I thoroughly enjoyed the entire learning process, and it never seemed like I was “working”. However, in retrospect, I realise I have spent a lot of effort and time acquiring new skills. Because I had so much fun doing it, all the hard work didn’t seem like heavy lifting. During lockdowns, I had time in hand to learn a lot. When I published my 15th notebook, many of my fellow Kagglers congratulated me in advance.
AIM: What is your advice for beginners in Kaggle?
Karnika: My top recommendation is to go through the Kaggle courses. They are well designed and help in beginning the Kaggle journey. Moreover, it also provides the knowledge to get ahead in the field. Secondly, I’d say focus on learning and mastering your skills. I’d recommend reading other people’s notebooks. I used to go through many notebooks initially, which was quite beneficial. It might be overwhelming at the start. When I started, I wouldn’t fully comprehend some of the notebooks, but as I learned more things, most of it made sense.
Lastly, there are many ways of doing the same thing. So, when you look at other people’s work, think about how you would have done it.
AIM: What excites you about blockchain and the crypto industry?
Karnika: I believe that blockchain technology represents the beginning of a paradigm change in how the world operates. The most exciting thing about blockchain technology is that it has the potential to secure a privacy-driven future. The technology is not limited to crypto and has wide applications in supply chain transparency, smart contracts, and so on. The use-cases range from medical records to real-estate records and art to music. Blockchain makes everything transparent and decentralised. When it comes to the internet of the future, Web 3.0 is a very promising blockchain application.

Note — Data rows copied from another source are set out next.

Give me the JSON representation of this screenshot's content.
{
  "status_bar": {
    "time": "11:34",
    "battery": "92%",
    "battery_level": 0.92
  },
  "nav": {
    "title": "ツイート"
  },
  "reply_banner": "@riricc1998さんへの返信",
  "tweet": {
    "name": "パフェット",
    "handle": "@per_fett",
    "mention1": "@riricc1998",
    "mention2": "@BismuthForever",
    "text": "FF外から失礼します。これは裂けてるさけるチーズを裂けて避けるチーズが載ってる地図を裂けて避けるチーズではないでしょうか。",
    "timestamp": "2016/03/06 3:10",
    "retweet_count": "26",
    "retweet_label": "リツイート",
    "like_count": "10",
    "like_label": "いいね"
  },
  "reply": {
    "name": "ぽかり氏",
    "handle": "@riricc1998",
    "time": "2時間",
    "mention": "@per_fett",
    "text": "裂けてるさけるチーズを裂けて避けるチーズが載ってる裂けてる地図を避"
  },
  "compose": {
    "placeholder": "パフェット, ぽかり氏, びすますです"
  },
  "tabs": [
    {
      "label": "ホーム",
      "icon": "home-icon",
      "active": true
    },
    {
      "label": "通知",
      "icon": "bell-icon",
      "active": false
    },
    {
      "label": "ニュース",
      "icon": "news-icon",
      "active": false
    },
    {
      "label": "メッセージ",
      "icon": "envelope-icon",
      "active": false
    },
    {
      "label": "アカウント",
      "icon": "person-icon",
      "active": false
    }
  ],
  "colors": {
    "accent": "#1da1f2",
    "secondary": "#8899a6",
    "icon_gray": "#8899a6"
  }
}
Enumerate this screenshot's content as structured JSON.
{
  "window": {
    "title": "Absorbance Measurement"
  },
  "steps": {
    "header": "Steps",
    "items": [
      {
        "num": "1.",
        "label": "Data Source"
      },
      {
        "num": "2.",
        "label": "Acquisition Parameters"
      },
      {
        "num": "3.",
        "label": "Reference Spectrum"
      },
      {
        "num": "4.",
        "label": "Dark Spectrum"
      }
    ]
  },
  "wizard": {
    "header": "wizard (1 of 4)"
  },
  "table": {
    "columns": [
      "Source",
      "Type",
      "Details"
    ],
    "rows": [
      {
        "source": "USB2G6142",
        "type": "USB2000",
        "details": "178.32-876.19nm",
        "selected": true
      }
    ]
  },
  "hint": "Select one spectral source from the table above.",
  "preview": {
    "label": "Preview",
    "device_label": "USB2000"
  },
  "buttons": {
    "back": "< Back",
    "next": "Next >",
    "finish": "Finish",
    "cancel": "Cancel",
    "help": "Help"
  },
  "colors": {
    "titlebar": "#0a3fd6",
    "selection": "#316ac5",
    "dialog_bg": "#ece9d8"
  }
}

AIM: What makes a good data scientist?
Karnika: Enthusiasm to learn about new subjects: Each issue statement or project in data science might come from a completely different field. The interest in learning more about a subject is essential. If one has an innate curiosity, they have the potential to be a good data scientist.
Analytical aptitude is necessary: Critical thinking and problem-solving are imperative to understand the business problem. How someone perceives a problem is essential for finding the solution. Data analysis can provide a plethora of information, but identifying what is relevant to the problem at hand is paramount. In addition, the interpretation of data is vital. For example, the association between various features sometimes appears straightforward until you dig a bit further and discover the previous assumption collapse.
Good understanding of mathematics is a prerequisite: Understanding maths is essential to understanding how the model works. Linear algebra, statistics, and calculus are the core subjects that drive data science. It is feasible to implement a model without understanding the underlying maths. You can do so by importing libraries and fitting the model to get the result. Nonetheless, this approach does not accommodate a variety of problems that require an insight into the model.
Working knowledge of coding and a good grasp of ML algorithms: The value of communication skills is quite significant. A data scientist must have the ability to communicate with various partners. Storytelling is the final and most crucial step of a data-driven project’s pipeline. Adaptability and upskilling are also crucial.